Asche also said that legislators should consider requiring a public interest review whenever a health care system wants to consolidate or cut services at a facility. Under state law, such a review is only required when a hospital system wants to expand services. That’s a relic from a law which placed a moratorium on adding hospital beds anywhere in the state in order to reduce duplication of services and limit increasing costs. The moratorium was ultimately repealed, but the review requirement has remained.

Under such a review, the healthcare provider would be required to give its reasoning and provide for an accounting of the likely impact on the community in terms of health care access and jobs, giving communities time to react and prepare.

The report notes that such a requirement could help communities like Albert Lea to retain their health care services. The southern Minnesota city of roughly 20,000 became a flashpoint in the health care debate when Mayo Clinic Health System announced that it would consolidate services between its Albert Lea and Austin clinics.

Mayo's regional Vice President, Dr. Annie Sadosty, said that the rationale for the decision was both financial and staffing. In the two years before the consolidation, the two care facilities had lost a combined total of more than $13 million.

In response, residents of the town organized the "Save our Hospital" campaign, which then transformed into the "Save our Healthcare" campaign to find alternatives. Campaign organizer Brad Arends expressed particular frustration with Mayo's failure to consult local residents before making its decision.

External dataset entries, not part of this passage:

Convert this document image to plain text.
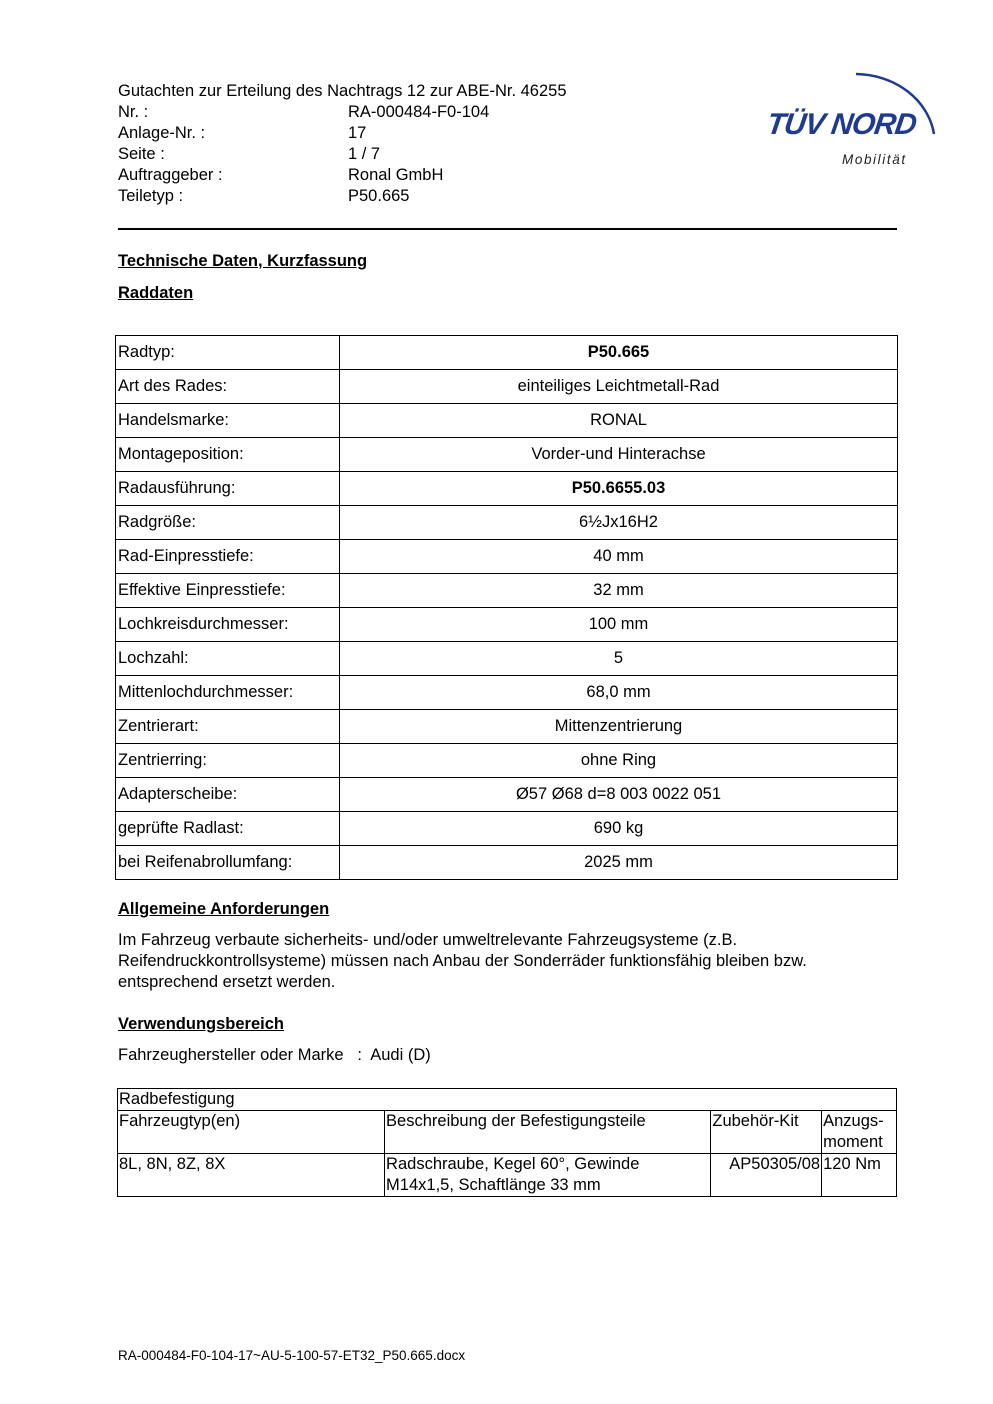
Gutachten zur Erteilung des Nachtrags 12 zur ABE-Nr. 46255
Nr. :	RA-000484-F0-104
Anlage-Nr. :	17
Seite :	1 / 7
Auftraggeber :	Ronal GmbH
Teiletyp :	P50.665
TÜV NORD
Mobilität
Technische Daten, Kurzfassung
Raddaten
Radtyp:	P50.665
Art des Rades:	einteiliges Leichtmetall-Rad
Handelsmarke:	RONAL
Montageposition:	Vorder-und Hinterachse
Radausführung:	P50.6655.03
Radgröße:	6½Jx16H2
Rad-Einpresstiefe:	40 mm
Effektive Einpresstiefe:	32 mm
Lochkreisdurchmesser:	100 mm
Lochzahl:	5
Mittenlochdurchmesser:	68,0 mm
Zentrierart:	Mittenzentrierung
Zentrierring:	ohne Ring
Adapterscheibe:	Ø57 Ø68 d=8 003 0022 051
geprüfte Radlast:	690 kg
bei Reifenabrollumfang:	2025 mm
Allgemeine Anforderungen
Im Fahrzeug verbaute sicherheits- und/oder umweltrelevante Fahrzeugsysteme (z.B. Reifendruckkontrollsysteme) müssen nach Anbau der Sonderräder funktionsfähig bleiben bzw. entsprechend ersetzt werden.
Verwendungsbereich
Fahrzeughersteller oder Marke : Audi (D)
Radbefestigung			
Fahrzeugtyp(en)	Beschreibung der Befestigungsteile	Zubehör-Kit	Anzugs-
moment
8L, 8N, 8Z, 8X	Radschraube, Kegel 60°, Gewinde M14x1,5, Schaftlänge 33 mm	AP50305/08	120 Nm
RA-000484-F0-104-17~AU-5-100-57-ET32_P50.665.docx
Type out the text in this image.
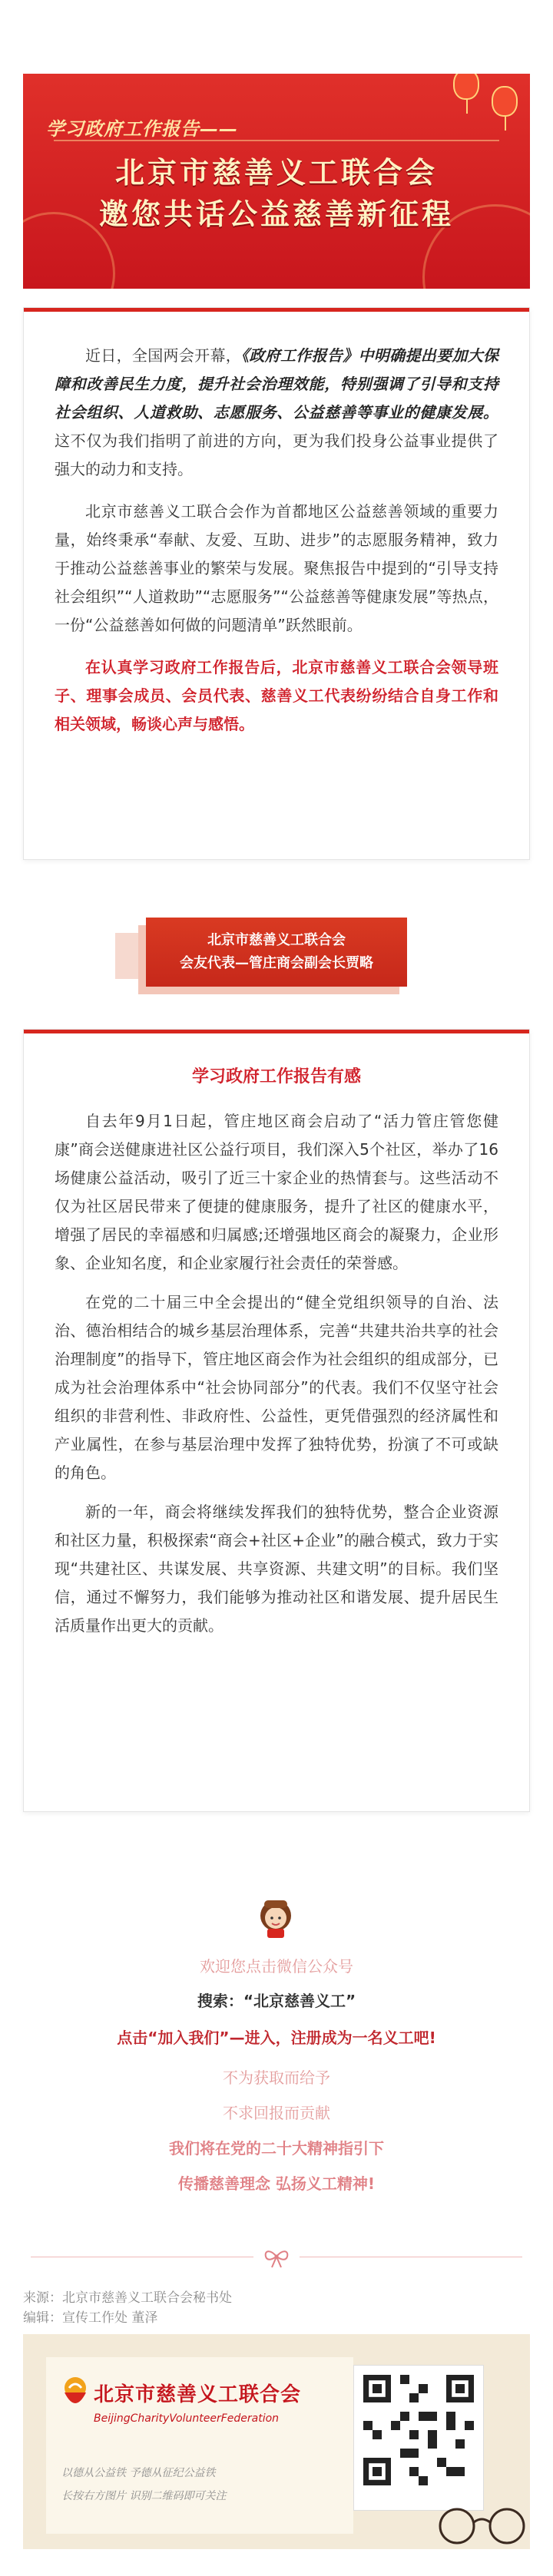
学习政府工作报告——
北京市慈善义工联合会
邀您共话公益慈善新征程

近日，全国两会开幕，《政府工作报告》中明确提出要加大保障和改善民生力度，提升社会治理效能，特别强调了引导和支持社会组织、人道救助、志愿服务、公益慈善等事业的健康发展。这不仅为我们指明了前进的方向，更为我们投身公益事业提供了强大的动力和支持。

北京市慈善义工联合会作为首都地区公益慈善领域的重要力量，始终秉承“奉献、友爱、互助、进步”的志愿服务精神，致力于推动公益慈善事业的繁荣与发展。聚焦报告中提到的“引导支持社会组织”“人道救助”“志愿服务”“公益慈善等健康发展”等热点，一份“公益慈善如何做的问题清单”跃然眼前。

在认真学习政府工作报告后，北京市慈善义工联合会领导班子、理事会成员、会员代表、慈善义工代表纷纷结合自身工作和相关领域，畅谈心声与感悟。

北京市慈善义工联合会
会友代表—管庄商会副会长贾略
学习政府工作报告有感

自去年9月1日起，管庄地区商会启动了“活力管庄管您健康”商会送健康进社区公益行项目，我们深入5个社区，举办了16场健康公益活动，吸引了近三十家企业的热情套与。这些活动不仅为社区居民带来了便捷的健康服务，提升了社区的健康水平，增强了居民的幸福感和归属感;还增强地区商会的凝聚力，企业形象、企业知名度，和企业家履行社会责任的荣誉感。

在党的二十届三中全会提出的“健全党组织领导的自治、法治、德治相结合的城乡基层治理体系，完善“共建共治共享的社会治理制度”的指导下，管庄地区商会作为社会组织的组成部分，已成为社会治理体系中“社会协同部分”的代表。我们不仅坚守社会组织的非营利性、非政府性、公益性，更凭借强烈的经济属性和产业属性，在参与基层治理中发挥了独特优势，扮演了不可或缺的角色。

新的一年，商会将继续发挥我们的独特优势，整合企业资源和社区力量，积极探索“商会+社区+企业”的融合模式，致力于实现“共建社区、共谋发展、共享资源、共建文明”的目标。我们坚信，通过不懈努力，我们能够为推动社区和谐发展、提升居民生活质量作出更大的贡献。

欢迎您点击微信公众号
搜索：“北京慈善义工”
点击“加入我们”—进入，注册成为一名义工吧!
不为获取而给予
不求回报而贡献
我们将在党的二十大精神指引下
传播慈善理念 弘扬义工精神!
来源：北京市慈善义工联合会秘书处
编辑：宣传工作处 董泽
北京市慈善义工联合会
BeijingCharityVolunteerFederation
以德从公益铁 予德从征纪公益铁
长按右方图片 识别二维码即可关注
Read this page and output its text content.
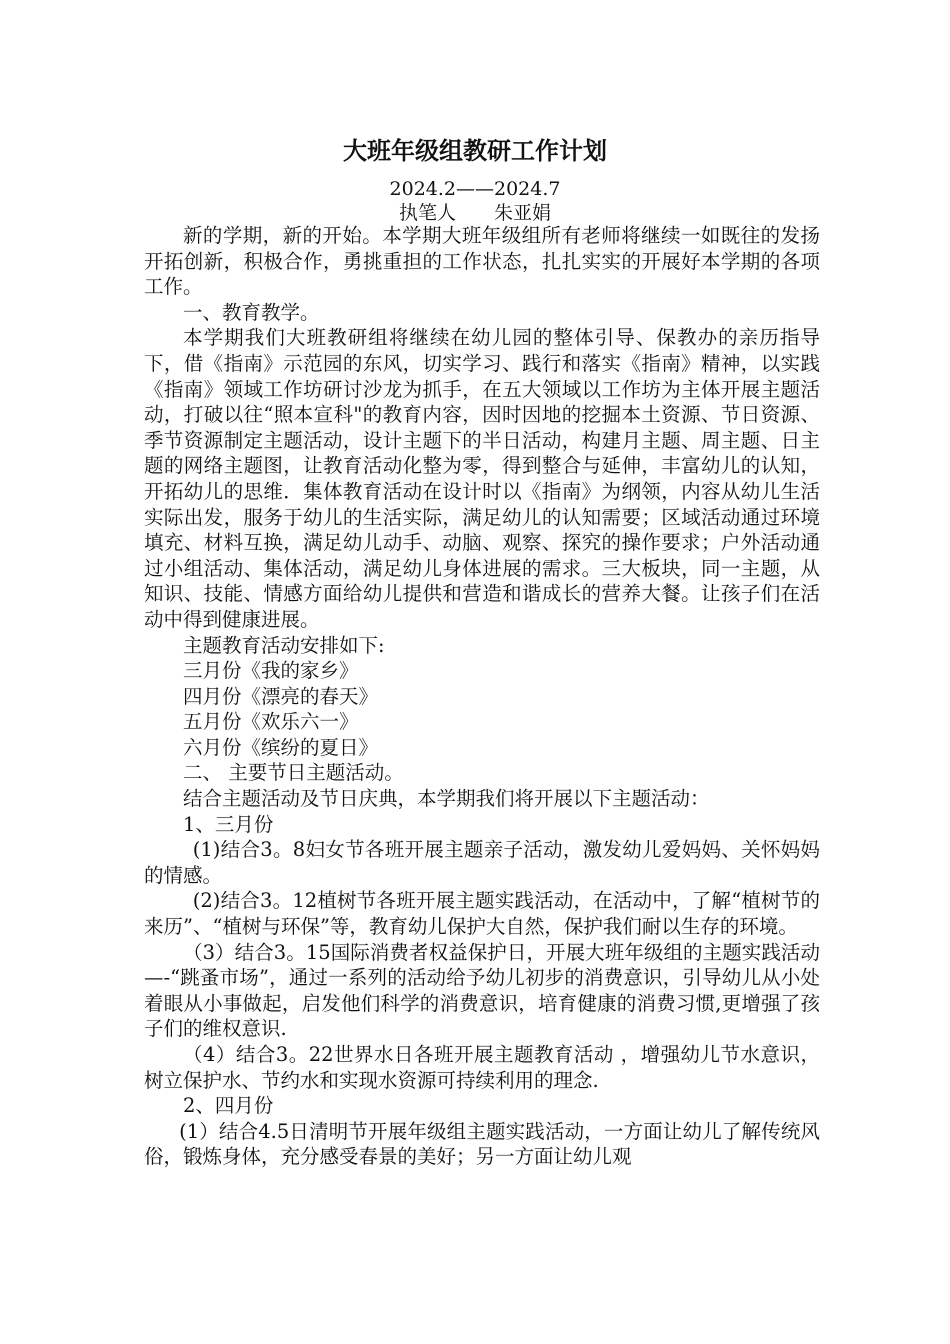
大班年级组教研工作计划
2024.2——2024.7
执笔人　　朱亚娟

新的学期，新的开始。本学期大班年级组所有老师将继续一如既往的发扬开拓创新，积极合作，勇挑重担的工作状态，扎扎实实的开展好本学期的各项工作。

一、教育教学。

本学期我们大班教研组将继续在幼儿园的整体引导、保教办的亲历指导下，借《指南》示范园的东风，切实学习、践行和落实《指南》精神，以实践《指南》领域工作坊研讨沙龙为抓手，在五大领域以工作坊为主体开展主题活动，打破以往“照本宣科"的教育内容，因时因地的挖掘本土资源、节日资源、季节资源制定主题活动，设计主题下的半日活动，构建月主题、周主题、日主题的网络主题图，让教育活动化整为零，得到整合与延伸，丰富幼儿的认知，开拓幼儿的思维．集体教育活动在设计时以《指南》为纲领，内容从幼儿生活实际出发，服务于幼儿的生活实际，满足幼儿的认知需要；区域活动通过环境填充、材料互换，满足幼儿动手、动脑、观察、探究的操作要求；户外活动通过小组活动、集体活动，满足幼儿身体进展的需求。三大板块，同一主题，从知识、技能、情感方面给幼儿提供和营造和谐成长的营养大餐。让孩子们在活动中得到健康进展。

主题教育活动安排如下:

三月份《我的家乡》

四月份《漂亮的春天》

五月份《欢乐六一》

六月份《缤纷的夏日》

二、 主要节日主题活动。

结合主题活动及节日庆典，本学期我们将开展以下主题活动：

1、三月份

(1)结合3。8妇女节各班开展主题亲子活动，激发幼儿爱妈妈、关怀妈妈的情感。

(2)结合3。12植树节各班开展主题实践活动，在活动中，了解“植树节的来历”、“植树与环保”等，教育幼儿保护大自然，保护我们耐以生存的环境。

（3）结合3。15国际消费者权益保护日，开展大班年级组的主题实践活动—-“跳蚤市场”，通过一系列的活动给予幼儿初步的消费意识，引导幼儿从小处着眼从小事做起，启发他们科学的消费意识，培育健康的消费习惯,更增强了孩子们的维权意识.

（4）结合3。22世界水日各班开展主题教育活动 ，增强幼儿节水意识，树立保护水、节约水和实现水资源可持续利用的理念.

2、四月份

(1）结合4.5日清明节开展年级组主题实践活动，一方面让幼儿了解传统风俗，锻炼身体，充分感受春景的美好；另一方面让幼儿观
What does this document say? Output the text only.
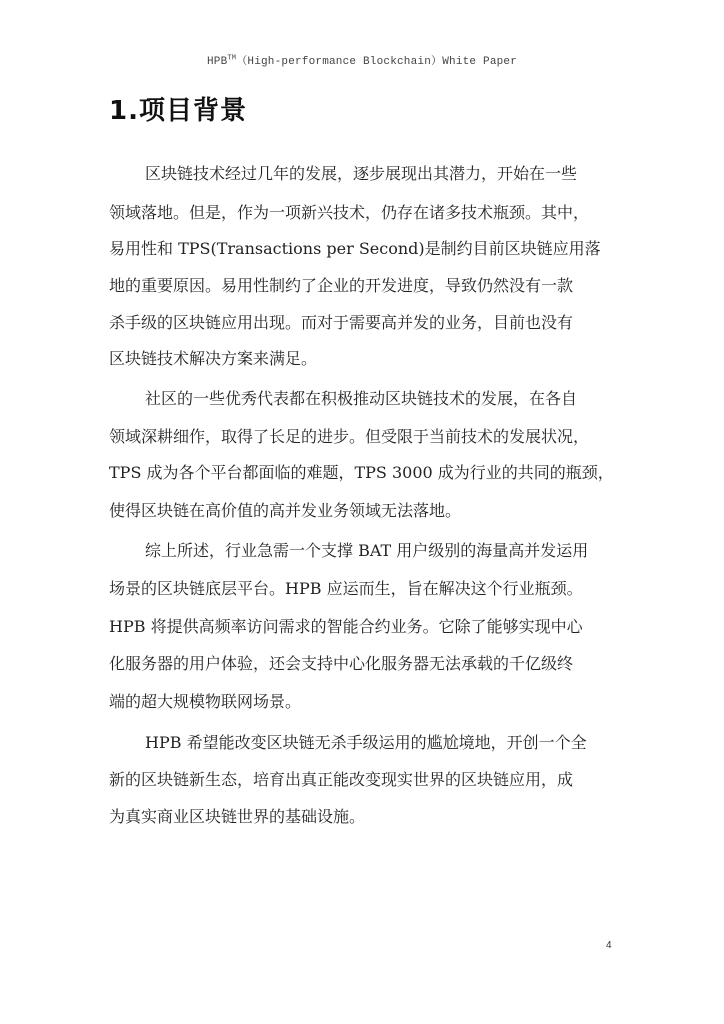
HPB™（High-performance Blockchain）White Paper
1.项目背景
区块链技术经过几年的发展，逐步展现出其潜力，开始在一些
领域落地。但是，作为一项新兴技术，仍存在诸多技术瓶颈。其中，
易用性和 TPS(Transactions per Second)是制约目前区块链应用落
地的重要原因。易用性制约了企业的开发进度，导致仍然没有一款
杀手级的区块链应用出现。而对于需要高并发的业务，目前也没有
区块链技术解决方案来满足。
社区的一些优秀代表都在积极推动区块链技术的发展，在各自
领域深耕细作，取得了长足的进步。但受限于当前技术的发展状况，
TPS 成为各个平台都面临的难题，TPS 3000 成为行业的共同的瓶颈，
使得区块链在高价值的高并发业务领域无法落地。
综上所述，行业急需一个支撑 BAT 用户级别的海量高并发运用
场景的区块链底层平台。HPB 应运而生，旨在解决这个行业瓶颈。
HPB 将提供高频率访问需求的智能合约业务。它除了能够实现中心
化服务器的用户体验，还会支持中心化服务器无法承载的千亿级终
端的超大规模物联网场景。
HPB 希望能改变区块链无杀手级运用的尴尬境地，开创一个全
新的区块链新生态，培育出真正能改变现实世界的区块链应用，成
为真实商业区块链世界的基础设施。
4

"They did this without any feedback from local citizens or leaders," Arends is quoted as saying in the study. "No economic impact study or health impact study. Even though they have all this money in profits, they said Albert Lea isn’t worth it.”

In the end, Albert Lea's campaign was largely successful. While they didn't succeed in stopping Mayo's consolidation of services, the city's residents managed to bring a different care provider to town - MercyOne, Iowa's largest hospital group.

The new care facility, located in what had been retail space, will open as a primary care clinic before expanding to offer outpatient surgery and eventually birthing services as part of a five-phase plan.

Asche noted that like too many communities throughout greater Minnesota, Albert Lea was in a position to lose its health care services even as its community and health care needs continued to grow. While Albert Lea's story may have had a happy ending, he warned that its success may be difficult to replicate.

"No one has ill intent," he said. "Hospitals are simply reacting to the market, but we need to keep a better eye on this trend."